= Margaret MacDonald (servant) =

Nursemaid and dresser to Queen Elizabeth II

Margaret McKay MacDonald (1904 – 22 September 1993), known as Bobo, was a Scottish nursemaid and later dresser to Queen Elizabeth II.

==Life and career==
MacDonald was born in 1904, the daughter of a Scottish railway worker on the Black Isle, north of Inverness.

MacDonald and her sister Ruby first entered royal service as undernurse and nursemaid, respectively, to six-week-old Princess Elizabeth of York under nanny Clara Knight. Her sister later continued to work for Princess Margaret. MacDonald was known by the nickname "Bobo", thought to be Princess Elizabeth's first word, in turn, MacDonald was one of the few people outside of the royal family who called the Queen "Lilibet". She slept in the same room as the princess for much of her childhood.

After the princess left the nursery, she remained in her employ as her dresser.

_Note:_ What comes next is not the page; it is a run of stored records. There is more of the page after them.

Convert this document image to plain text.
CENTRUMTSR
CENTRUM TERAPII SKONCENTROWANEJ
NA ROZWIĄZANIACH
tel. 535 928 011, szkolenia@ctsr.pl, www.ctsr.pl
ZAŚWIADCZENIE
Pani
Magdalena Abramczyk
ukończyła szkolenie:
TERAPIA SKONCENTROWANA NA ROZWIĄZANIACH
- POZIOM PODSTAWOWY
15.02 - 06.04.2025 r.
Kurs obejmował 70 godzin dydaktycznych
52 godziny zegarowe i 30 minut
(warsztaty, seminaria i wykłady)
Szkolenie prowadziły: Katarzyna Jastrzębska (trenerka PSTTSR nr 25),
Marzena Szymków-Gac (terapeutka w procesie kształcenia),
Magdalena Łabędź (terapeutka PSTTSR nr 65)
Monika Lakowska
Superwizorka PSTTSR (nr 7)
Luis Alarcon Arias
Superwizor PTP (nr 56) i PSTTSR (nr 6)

Macdonald accompanied Elizabeth and the Duke of Edinburgh, the princess's husband, on their honeymoon. She was with the princess on tour in Kenya when Elizabeth received word of her accession to the throne. As her dresser, she was responsible for the Queen's clothing and jewellery. She became one of the monarch's closest confidantes.

In recognition of her service, she was made a Member, 5th Class, of the Royal Victorian Order (MVO) in the 1953 Coronation Honours. She was later promoted to a Lieutenant (LVO) in the same order in the 1986 New Year Honours. She was also awarded the Royal Victorian Medal.

MacDonald retired in her late 80s after dressing the Queen for 67 years. She never married and retained her own suite at Buckingham Palace. She died there on 22 September 1993 at the age of 89. The Queen attended her funeral which was held on 30 September 1993 at The Queen's Chapel, St James's Palace.